Throughout the first half England were clearly the team in control, enjoying the majority of possession and attacking opportunities. The back three were dominating the aerial battle with Brown making a number of outstanding catches under a pressured Irish attack, while May and Watson harried the Irish defense under the high ball. In the 25th minute Jonny May appeared to have crossed for his second of the game, however was disallowed after the pass from Tom Youngs was declared forward by the TMO. Despite building the pressure on Ireland, England were unable to capitalise on their opportunities and add to the scoreline before the half time break.
|England exuded dominance in the aerial battle|
Head Coach Joe Schmidt must have given Ireland some talking to in the changing room as the green shirts hit the second half with renewed vigour and attacking intent. Despite a successful penalty from Ford in the 47th minute, Ireland appeared to have found their fluency, leading to another Sexton penalty and a try from skipper Paul O'connell. After Irish lock Toner won a lineout in the home side's 22, a couple of well-executed forward phases allowed O'connell to muscle over the English line, and with Sexton's conversion the Irish came within two points; England clung on to lead 15-12.

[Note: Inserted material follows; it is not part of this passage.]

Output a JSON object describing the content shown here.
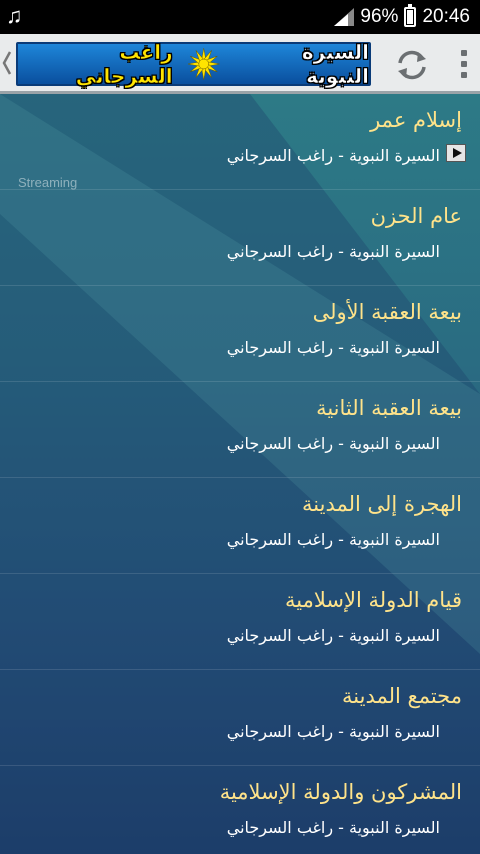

Further wasted opportunities prevented England from taking a commanding lead in the second half, despite some brilliant individual performances from the likes of Brown, Wood and Billy Vunipola who replaced Morgan at number 8. Richard Wigglesworth, on for Ben Youngs, darted over the whitewash in an attempt to secure England's third try however was denied by the TMO yet again. Two successful penalties from replacement fly half Owen Farrell allowed England a little room to breathe, making the final score 21-13 to the home side.
While England appeared to have secured dominance both on the ground and in the air, Lancaster and his coaching team will be slightly disappointed with the lack of accuracy in finishing off a number of chances. While victory was still achieved, the same may not be said for the world cup group matches, in which the score lines are likely to be very tight. Having said this, England made a marked improvement upon their defeat in Paris a fortnight ago and appear to be heading in the right direction, with many more positives then negatives to discuss.